10. Contrary to the dispensationalists’ commitment to compartmentalizing each of the self-contained, distinct dispensations, the Bible presents an organic unfolding of history as the Bible traces out the flow of redemptive history, so that the New Testament speaks of “the covenants [plural] of the [singular] promise” (Eph 2:12) and uses metaphors that require the unity of redemptive history; accordingly, the New Testament people of God are one olive tree rooted in the Old Testament (Rom 11:17-24).
Response: Dispensationalists see the dispensations (Divine economies) as a biblical way of viewing the history of providence (See e.g. Renald Showers, There Really is a Difference). They believe these dispensations, or at least some of them, can be derived inductively from the Scriptures (e.g. Eph. 1:10, 3:2. cf. Jn. 1:17; Rom. 5:13; Gal. 4:1-5).

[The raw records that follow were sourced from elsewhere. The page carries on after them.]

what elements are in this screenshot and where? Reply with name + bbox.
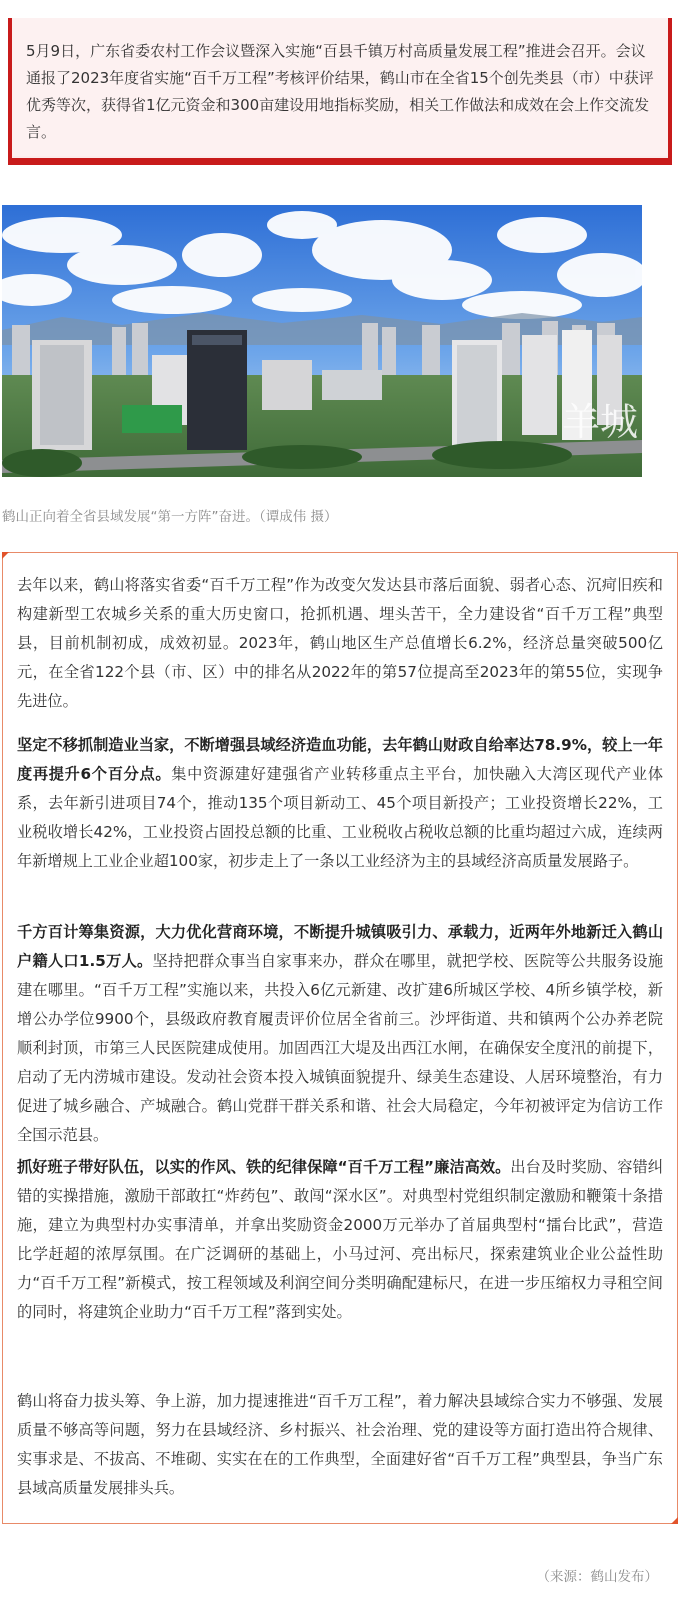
intro-text: 5月9日，广东省委农村工作会议暨深入实施“百县千镇万村高质量发展工程”推进会召开。会议通报了2023年度省实施“百千万工程”考核评价结果，鹤山市在全省15个创先类县（市）中获评优秀等次，获得省1亿元资金和300亩建设用地指标奖励，相关工作做法和成效在会上作交流发言。 [26, 42, 654, 141]
corner-decoration-bottom-right [671, 1517, 678, 1524]
article-paragraph-4 [17, 1153, 663, 1327]
paragraph-3-body: 坚持把群众事当自家事来办，群众在哪里，就把学校、医院等公共服务设施建在哪里。“百千万工程”实施以来，共投入6亿元新建、改扩建6所城区学校、4所乡镇学校，新增公办学位9900个，县级政府教育履责评价位居全省前三。沙坪街道、共和镇两个公办养老院顺利封顶，市第三人民医院建成使用。加固西江大堤及出西江水闸，在确保安全度汛的前提下，启动了无内涝城市建设。发动社会资本投入城镇面貌提升、绿美生态建设、人居环境整治，有力促进了城乡融合、产城融合。鹤山党群干群关系和谐、社会大局稳定，今年初被评定为信访工作全国示范县。 [17, 952, 664, 1144]
paragraph-2-body: 集中资源建好建强省产业转移重点主平台，加快融入大湾区现代产业体系，去年新引进项目74个，推动135个项目新动工、45个项目新投产；工业投资增长22%，工业税收增长42%，工业投资占固投总额的比重、工业税收占税收总额的比重均超过六成，连续两年新增规上工业企业超100家，初步走上了一条以工业经济为主的县域经济高质量发展路子。 [17, 765, 664, 870]
photo-watermark: 羊城 [562, 400, 639, 444]
article-box [2, 552, 678, 1524]
paragraph-2-lead: 坚定不移抓制造业当家，不断增强县域经济造血功能，去年鹤山财政自给率达78.9%，较上一年度再提升6个百分点。 [17, 736, 663, 783]
source-credit: （来源：鹤山发布） [536, 1569, 658, 1585]
paragraph-4-lead: 抓好班子带好队伍，以实的作风、铁的纪律保障“百千万工程”廉洁高效。 [17, 1158, 511, 1176]
corner-decoration-top-left [2, 552, 9, 559]
city-skyline-photo [2, 205, 642, 477]
article-paragraph-5: 鹤山将奋力拔头筹、争上游，加力提速推进“百千万工程”，着力解决县域综合实力不够强、发展质量不够高等问题，努力在县域经济、乡村振兴、社会治理、党的建设等方面打造出符合规律、实事求是、不拔高、不堆砌、实实在在的工作典型，全面建好省“百千万工程”典型县，争当广东县域高质量发展排头兵。 [17, 1392, 663, 1497]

The Bible certainly stresses “the covenants [plural] of the [singular] promise” in Eph. 2:12. The covenants Paul mentions are the biblical covenants readily identifiable in Scripture (stemming from Abraham, especially the unconditional covenants), not the extra-biblical covenants (e.g. “works” and “grace”). Paul sometimes uses the singular “promise” and sometimes the plural “promises” (e.g. Rom. 9:4; 15:8). It is special pleading to make this a proof for some kind of organic unity of redemptive history. Christians do not build altars and make animal sacrifices. This blatant fact shows that there is some “disunity” in redemptive history which has to accounted for (see Hebrews). The authors are here sneaking in the covenant of grace to impose their brand of unity. Hoehner (Ephesians: An Exegetical Commentary, 358) writes that this “is an example of theology controlling exegesis rather than exegesis controlling theology.”
This very thing – theology controlling exegesis – is put on display before the reader when the authors state; “the New Testament people of God are one olive tree rooted in the Old Testament (Rom. 11:17-24).”
The authors should have noted 11:16 which refers to the root and the BRANCHES. This might have stopped them from making the people of God “the one olive tree,” for clearly the branches, and NOT THE TREE, are the PEOPLES of God, as the passage makes plain. The branches, whether “natural” – Israel; or “wild” – Gentiles; not the root or trunk of the olive tree, correspond to the people groups. The “root and fatness of the olive tree” (vv.17-18) is neither Israel or the Gentiles, it stands either for the specific covenant with Israel quoted from Isaiah 59 (vv.26-27), or perhaps better, the promises mentioned at the beginnng of the section (9:4-5).
The authors of the 95 Theses are so controlled by their theology that they did not see that throughout Romans 11 the Apostle does not confuse (believing) Israel with (believing) Gentiles. In fact, he keeps them apart in his thought. Remember, in this section he is dealing with the question of the promises given to Israel. Gentiles have entered into these promises (specifically via the New Covenant), but they are warned in this very passage not to think that God is through with ethnic Israel (vv.18, 23-25). He is not (vv.1-2,12,15,25). “The gifts and calling of God are irrevocable” (v.29).
Covenant theology imposes an artificial unity between the Testaments which ignores biblical distinctions. While the motives behind this are not blameworthy, any resultant distortions are, and this is true of any theological error, whether issuing from the Dispensational camp or the Covenant theology camp.